Então como agora, a arte é sempre política, fruto de decisões, entre as quais o próprio fazer artístico (sem dúvida, uma resistência). Mas abordar uma questão tão repleta de paixões como a vida da mulher requer ainda mais paixão e cuidados para que a exposição à luz sobreviva aos bordões.

Pois é justamente para lidar de cara com eles que a Inominável inicia Das mulheres de antes com uma enfiada de clichês. Babaquices que se diz por aí. “Mulher ao volante...”, “por trás de um grande homem...” etc. Os dizeres populares são então desconstruídos a partir do humor, recurso que o grupo utiliza em todo o espetáculo para dosar a indignação em pílulas. Ou melhor, esquetes, já que a peça é dividida em 17 cenas mais um epílogo.

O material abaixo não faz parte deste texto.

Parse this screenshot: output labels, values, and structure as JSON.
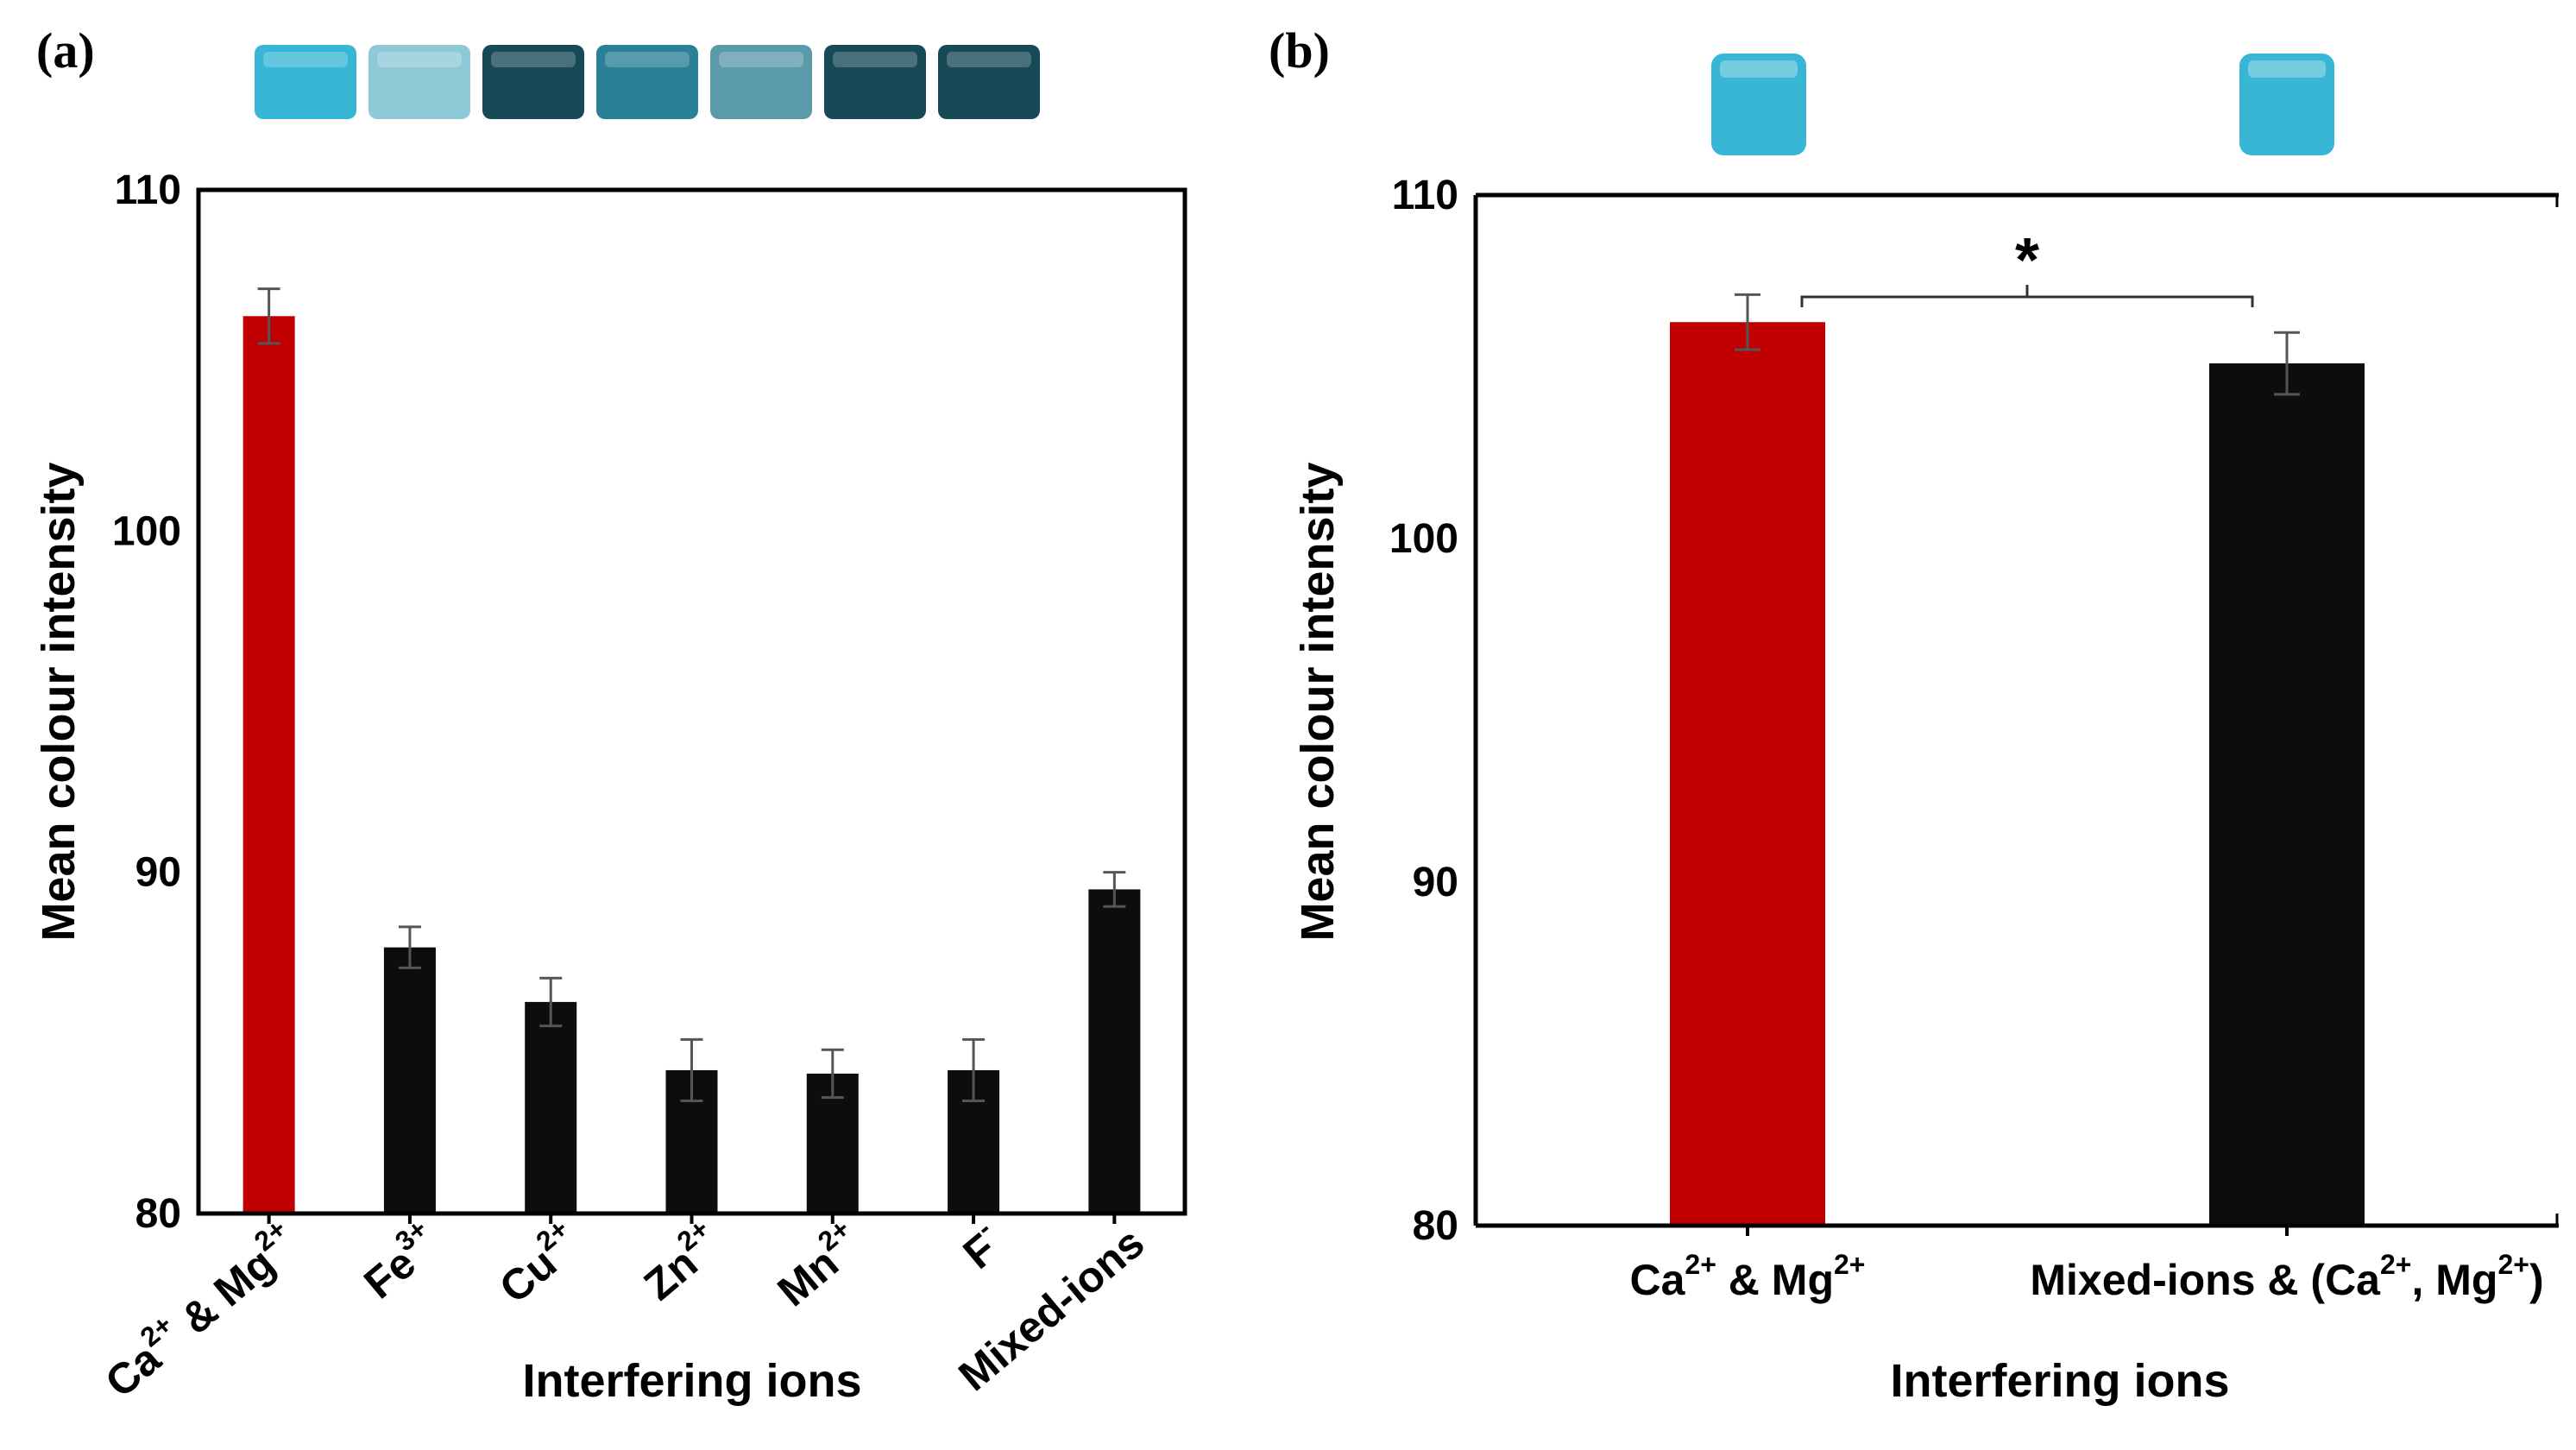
{
  "colors": {
    "highlight": "#c00000",
    "bar": "#0d0d0d",
    "error": "#555555",
    "vial_bright": "#38b6d6",
    "vial_pale": "#8ec9d8",
    "vial_dark": "#164a56",
    "vial_mid": "#2a7f99",
    "vial_grey_teal": "#5b9aa8"
  },
  "chart_data": [
    {
      "panel": "(a)",
      "type": "bar",
      "title": "",
      "xlabel": "Interfering ions",
      "ylabel": "Mean colour intensity",
      "ylim": [
        80,
        110
      ],
      "yticks": [
        80,
        90,
        100,
        110
      ],
      "categories": [
        {
          "base": "Ca & Mg",
          "supers": [
            "2+",
            "2+"
          ]
        },
        {
          "base": "Fe",
          "supers": [
            "3+"
          ]
        },
        {
          "base": "Cu",
          "supers": [
            "2+"
          ]
        },
        {
          "base": "Zn",
          "supers": [
            "2+"
          ]
        },
        {
          "base": "Mn",
          "supers": [
            "2+"
          ]
        },
        {
          "base": "F",
          "supers": [
            "-"
          ]
        },
        {
          "base": "Mixed-ions",
          "supers": []
        }
      ],
      "values": [
        106.3,
        87.8,
        86.2,
        84.2,
        84.1,
        84.2,
        89.5
      ],
      "errors": [
        0.8,
        0.6,
        0.7,
        0.9,
        0.7,
        0.9,
        0.5
      ],
      "highlight_index": 0,
      "vial_colors": [
        "vial_bright",
        "vial_pale",
        "vial_dark",
        "vial_mid",
        "vial_grey_teal",
        "vial_dark",
        "vial_dark"
      ]
    },
    {
      "panel": "(b)",
      "type": "bar",
      "title": "",
      "xlabel": "Interfering ions",
      "ylabel": "Mean colour intensity",
      "ylim": [
        80,
        110
      ],
      "yticks": [
        80,
        90,
        100,
        110
      ],
      "categories": [
        {
          "base": "Ca & Mg",
          "supers": [
            "2+",
            "2+"
          ]
        },
        {
          "base": "Mixed-ions & (Ca, Mg)",
          "supers": [
            "2+",
            "2+"
          ]
        }
      ],
      "values": [
        106.3,
        105.1
      ],
      "errors": [
        0.8,
        0.9
      ],
      "highlight_index": 0,
      "significance": "*",
      "vial_colors": [
        "vial_bright",
        "vial_bright"
      ]
    }
  ]
}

Algumas gags são bem curtas, o que requer concisão e potência concentrada, ou seja, trabalho duro de dramaturgia. No clímax, as atrizes Fabiane de Cezaro, Letícia Guazzelli e Lilyan de Souza simulam uma briga de trânsito, em que enfiar a mão na buzina ganha colorações eróticas.

O texto chicoteia no tempo e no espaço. Transporta o público para um “de antes” rural, em que a mulher está irmanada com a casa e vive da espera, dos pais e irmãos que vão chegar e mandar. Súbito, estamos num contexto urbano e atual, quem sabe no futuro, em que o relaxamento só pode ser encontrado em clínicas que cobram caro por esse nirvana.

A montagem dirigida por Lilyan de Souza usa materiais e movimentações simples, como cadeiras e o ato de subir e descer delas; papel kraft; caixas de papelão das quais se retiram objetos. Na mesma toada vai o figurino, ora em peças íntimas, ora em roupas de dormir, sem caracterizar demais as inúmeras personagens que passeiam pelo palco. Acaba sobrando espaço para qualquer mulher estar ali em uma delas, ou num detalhe delas.

Mas a simplicidade não significa simplismo. O trabalho das atrizes se vê especialmente em sutilezas, ao sugerir um olhar da janela, por exemplo, ou na própria fala, que apesar de ser uma capacidade tão orgânica requer tanto exercício para acontecer com qualidade sobre o palco.

Ao evocar mulheres de antes e depois, o espetáculo dá contornos quase tangíveis a algumas delas, enquanto outras são apenas narradas, distantes, em solos, duetos e trios das atrizes.

O timing de humor é fundamental nesse trabalho que representa resistência e trabalho duro com maestria. Que mais vozes de mulher se ouçam no palco e fora dele.